Chocolate DOESN’T cause breakouts and a low GI diet can improve your skin: Doctor debunks the most common acne myths of all time
- An Australian doctor has debunked the most common acne myths of all time
- Dr Preeya Alexander revealed everything you need to know about the condition
- Acne occurs when the pores of your skin become blocked with dead skin or oil
An Australian doctor has debunked the most common acne myths of all time.
Dr Preeya Alexander, from Melbourne, revealed everything you need to know about the skin condition so you can clear up your complexion with the right treatment.
The general Practitioner, who publishes medical insight on her Instagram as The Wholesome Doctor, said acne occurs when the pores of your skin become blocked with dead skin cells, oil or bacteria.
‘Acne is a complex process,’ she said.
‘It involves three processes; abnormal laying down of the top skin cells, sebum (an oily substance) plugging of little sebaceous glands and infection with a bacteria called P.acnes can occur – this is when you get red, inflamed acne.’
Dr Preeya Alexander (pictured) has debunked the most common acne myths of all time
Dr Alexander said one of the biggest misconceptions of acne is people believe it’s cased by having ‘dirty skin’, eating too much chocolate and junk food.
There is no evidence showing that chocolate or junk food triggers acne. In fact, the causes of acne are a buildup of dead skin cells, an excess of skin oil, and bacteria.
She said other misconceptions include ‘exfoliating skin vigorously with a glove will fix acne’ and squeezing pimples gets rid of them.
‘Squeezing can actually cause scarring and deeper skin infections,’ she said.
Dr Alexander said you should avoid spending money on expensive skincare products because they can actually do more harm than good.
‘Myth: Expensive lotions and potions are needed to treat acne – actually lots of these can make it worse by irritating the skin,’ she said.

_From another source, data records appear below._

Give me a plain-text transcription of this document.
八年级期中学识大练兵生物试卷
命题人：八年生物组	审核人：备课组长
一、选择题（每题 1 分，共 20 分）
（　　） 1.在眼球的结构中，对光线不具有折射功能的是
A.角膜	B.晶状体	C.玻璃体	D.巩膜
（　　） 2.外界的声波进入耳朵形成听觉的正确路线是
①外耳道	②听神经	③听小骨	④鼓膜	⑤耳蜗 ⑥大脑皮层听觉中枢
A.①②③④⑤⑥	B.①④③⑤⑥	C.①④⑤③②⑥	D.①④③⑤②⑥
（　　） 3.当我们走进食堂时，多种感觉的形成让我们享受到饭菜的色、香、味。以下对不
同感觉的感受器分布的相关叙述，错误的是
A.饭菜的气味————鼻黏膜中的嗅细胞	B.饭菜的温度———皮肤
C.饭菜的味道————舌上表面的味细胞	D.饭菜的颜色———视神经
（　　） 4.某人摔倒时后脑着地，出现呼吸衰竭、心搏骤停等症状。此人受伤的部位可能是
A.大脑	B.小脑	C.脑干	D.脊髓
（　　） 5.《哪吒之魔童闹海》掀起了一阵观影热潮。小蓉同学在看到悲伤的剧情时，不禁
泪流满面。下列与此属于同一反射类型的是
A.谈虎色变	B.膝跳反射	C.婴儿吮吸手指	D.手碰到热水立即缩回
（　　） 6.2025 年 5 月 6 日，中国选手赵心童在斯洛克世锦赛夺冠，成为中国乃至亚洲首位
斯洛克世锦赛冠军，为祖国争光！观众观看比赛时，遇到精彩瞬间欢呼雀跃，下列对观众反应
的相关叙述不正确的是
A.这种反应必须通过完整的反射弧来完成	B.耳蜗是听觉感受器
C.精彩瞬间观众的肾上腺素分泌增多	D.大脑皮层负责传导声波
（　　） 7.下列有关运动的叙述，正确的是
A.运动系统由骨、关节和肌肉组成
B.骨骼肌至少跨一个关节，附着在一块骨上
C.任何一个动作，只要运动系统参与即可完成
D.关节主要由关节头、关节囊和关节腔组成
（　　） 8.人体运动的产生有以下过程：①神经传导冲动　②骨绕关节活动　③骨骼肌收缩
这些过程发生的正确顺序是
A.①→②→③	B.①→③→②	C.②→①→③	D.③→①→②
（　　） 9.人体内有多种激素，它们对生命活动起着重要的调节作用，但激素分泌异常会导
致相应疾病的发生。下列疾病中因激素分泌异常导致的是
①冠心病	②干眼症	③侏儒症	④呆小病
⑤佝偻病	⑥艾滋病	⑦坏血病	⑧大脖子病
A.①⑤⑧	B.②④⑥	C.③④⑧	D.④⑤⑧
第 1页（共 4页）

The GP said acne occurs when the pores of your skin become blocked with dead skin cells, oil or bacteria (stock image)
She said research has shown that a low GI diet can improve the impact of acne.
The GI – or glycaemic index – is a way of ranking carbohydrate-containing foods based on how slowly or quickly they are digested and increase blood glucose levels.
Carbohydrates that break down quickly during digestion have a higher glycaemic index. These high GI carbohydrates, such as a baked potato, release their glucose into the blood quickly.
She said there are multiple treatment options to effectively treat acne including the contraceptive pill.
For normal cases, Dr Alexander recommended the topical therapies such as Adapalene, Benzyl Peroxide or Clindamycin – or oral therapies including antibiotics or isotretinoins if it’s more severe.
‘The treatment aims to target the three processes if they are all occurring,’ she said.
‘Antibiotics are used if there is inflammation (redness) and the other therapies like Adapalene and Isotretinoins help deal with abnormal skin turnover.
‘The combined oral contraceptive pill is also a great weapon in women with acne – essentially “the pill” mops up extra testosterone floating around helping to reduce sebum plugging of glands.’
She added: ‘Acne can significantly affect confidence – so seek help if you need it. Your GP or dermatologist can help.’